The Room that Shouldn't be Empty | Teen Ink

The Room that Shouldn't be Empty

August 20, 2012
By MadMouse GOLD, Springfield, Missouri
MadMouse GOLD, Springfield, Missouri
15 articles 11 photos 37 comments

Favorite Quote:
'The only things worth doing on the weekend are completely pointless and wastes of time."


The doorknob turns beneath my hand too easily. I briefly recall when he had broken his doorknob almost seven years ago; a smile flits across my face as I recall the absurdity of the incident. As the door swings open on protesting hinges, my eyes see nothing but the darkness of the room. I can hear the soft swish of his ceiling fan.

I step through the doorway and into the yawning black mouth of darkness. Without searching for it in the dark, my hand presses against the dented light switch. Another memory flits through my mind; another smile flashes across my face as I remember how the light switch was damaged.

The room bursts to life as light shines from the ceiling fan that is monotonously spinning at a mediocre speed.

His room is just like it has always been. The shirts and shorts hanging out of the dresser to my left; absent-minded clutter littering the floor. The bookshelf, to my right, full of the things he loved to read. The electronic trinkets he had built, haphazardly sprawled on the top of the bookshelf. His sheets are still in tangle, and books litter his bed. A nightstand with a teetering tower of yet more books still holds his temperamental alarm clock.

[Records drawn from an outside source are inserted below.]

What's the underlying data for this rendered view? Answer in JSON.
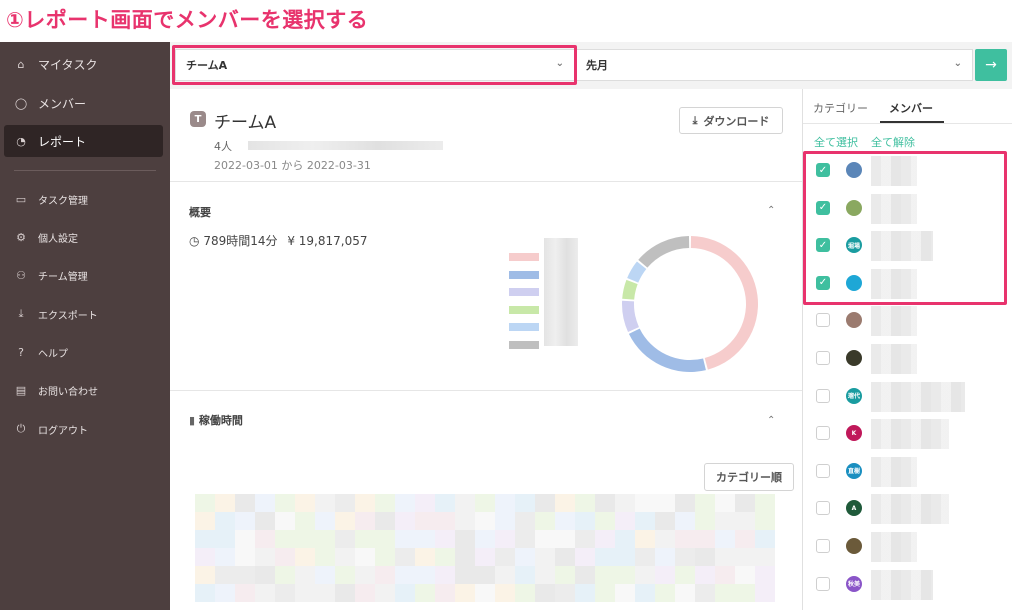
{
  "banner": {
    "text": "①レポート画面でメンバーを選択する"
  },
  "sidebar": {
    "items": [
      {
        "label": "マイタスク",
        "icon": "home-icon",
        "glyph": "⌂"
      },
      {
        "label": "メンバー",
        "icon": "user-icon",
        "glyph": "◯"
      },
      {
        "label": "レポート",
        "icon": "report-icon",
        "glyph": "◔",
        "active": true
      },
      {
        "label": "タスク管理",
        "icon": "inbox-icon",
        "glyph": "▭"
      },
      {
        "label": "個人設定",
        "icon": "gear-icon",
        "glyph": "⚙"
      },
      {
        "label": "チーム管理",
        "icon": "team-icon",
        "glyph": "⚇"
      },
      {
        "label": "エクスポート",
        "icon": "download-icon",
        "glyph": "⤓"
      },
      {
        "label": "ヘルプ",
        "icon": "help-icon",
        "glyph": "?"
      },
      {
        "label": "お問い合わせ",
        "icon": "chat-icon",
        "glyph": "▤"
      },
      {
        "label": "ログアウト",
        "icon": "power-icon",
        "glyph": "⏻"
      }
    ]
  },
  "topbar": {
    "team_select": "チームA",
    "period_select": "先月",
    "go_glyph": "→"
  },
  "report": {
    "badge": "T",
    "team_name": "チームA",
    "members_count": "4人",
    "date_range": "2022-03-01 から 2022-03-31",
    "download_label": "ダウンロード",
    "overview_title": "概要",
    "summary_time": "789時間14分",
    "summary_amount": "¥ 19,817,057",
    "worktime_title": "稼働時間",
    "category_order_label": "カテゴリー順"
  },
  "chart_data": {
    "type": "pie",
    "donut": true,
    "categories": [
      "",
      "",
      "",
      "",
      "",
      ""
    ],
    "values": [
      46,
      22,
      8,
      5,
      5,
      14
    ],
    "colors": [
      "#f6cccc",
      "#9fbce6",
      "#cfcff0",
      "#c8e8a8",
      "#bcd6f4",
      "#bfbfbf"
    ]
  },
  "right_panel": {
    "tab_category": "カテゴリー",
    "tab_members": "メンバー",
    "select_all": "全て選択",
    "deselect_all": "全て解除",
    "members": [
      {
        "checked": true,
        "avatar_color": "#5b86b8",
        "avatar_text": ""
      },
      {
        "checked": true,
        "avatar_color": "#8aa860",
        "avatar_text": ""
      },
      {
        "checked": true,
        "avatar_color": "#1a9ca0",
        "avatar_text": "堀場"
      },
      {
        "checked": true,
        "avatar_color": "#1ea7d6",
        "avatar_text": ""
      },
      {
        "checked": false,
        "avatar_color": "#9b7b6f",
        "avatar_text": ""
      },
      {
        "checked": false,
        "avatar_color": "#3a3a2a",
        "avatar_text": ""
      },
      {
        "checked": false,
        "avatar_color": "#1a9ca0",
        "avatar_text": "瑠代"
      },
      {
        "checked": false,
        "avatar_color": "#c0185a",
        "avatar_text": "K"
      },
      {
        "checked": false,
        "avatar_color": "#1a8fc0",
        "avatar_text": "直樹"
      },
      {
        "checked": false,
        "avatar_color": "#1f5a3a",
        "avatar_text": "A"
      },
      {
        "checked": false,
        "avatar_color": "#6b5a3a",
        "avatar_text": ""
      },
      {
        "checked": false,
        "avatar_color": "#8a55c8",
        "avatar_text": "秋美"
      }
    ]
  }
}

But now, no one is here to fill the empty shirts. No one is here to pick up the clutter when Mama insisted that he clean his room, and no one is here to read the shelves full of books that he had carefully placed in order – the only organized thing in his room. No one is here to tinker with the soldering board in the corner, or read one of those thick, nonfiction books that he loved to clean information from. No one is here to tangle up the sheets again, or slam the alarm clock’s snooze button.

I brush some dust off of his dresser strewn with odds and ends. I touch each one of the items with my fingertips, sometimes picking them up. A sad smile crosses my face and soon melts away into a sorrowful frown with a trembling chin.

I drop the screwdriver that I was holding and cannot help hearing the clatter that resounds in my ears. No one to fill the silence in his room. No one but me. And I cannot be half of the person that he ever was; I can never fill his silence the way he did.

I turn away from the dresser and sit on his high bed. Sheets and pillows and an old quilt are knotted and tangled all about. I pick up the nearest pillow and pull it into my chest, resting my chin on it. Closing my eyes, I inhale and let his scent wash over me. I remember the last time I saw him.

“Goodbye,” was all I had said. He had mumbled a response, and the next morning before I awoke, he was gone. He had never been sentimental towards me, and I didn’t expect anything different this time. He was a boy, and I couldn’t expect much. But I could tell that he loved me as much as I loved him.

We had assumed that he had made it to the University. He was eighteen and a good driver, and though we knew that he would probably take some wrong turns, we never expected this. Never at all.

The last memory I have of him was watching him throw some last minute things into a duffel bag. I had watched his back. A red shirt; black athletic shorts. Barefoot in his room, quiet as usual, unaware that his little sister was watching him go.

I had turned from his doorway silently and then into mine. Our rooms were joined by a thin wall, and I could hear him late into the night packing.

My brother will never come home again. I’ll never see his face as I make some inside joke we’ve had for years. I’ll never smell his cologne, or stay up all night watching movies with him. I’ll never have him at my side, showing me how to hold a rifle.

I release the pillow and it tumbles from my grasp, past my lap, and thumps onto the floor. I try to forget the pillow fight we had when I was twelve and he was fifteen.

Something wet splashes onto my foot, and I realize it is a tear. Another falls from my face and leaves a damp, dark circle on his carpet. Something tight grips my chest as sorrow spills from my eyes. Empty tears, powerless tears.

No one else to catch them as they fall. No one but me, in a room that should be filled with a boy that should be alive.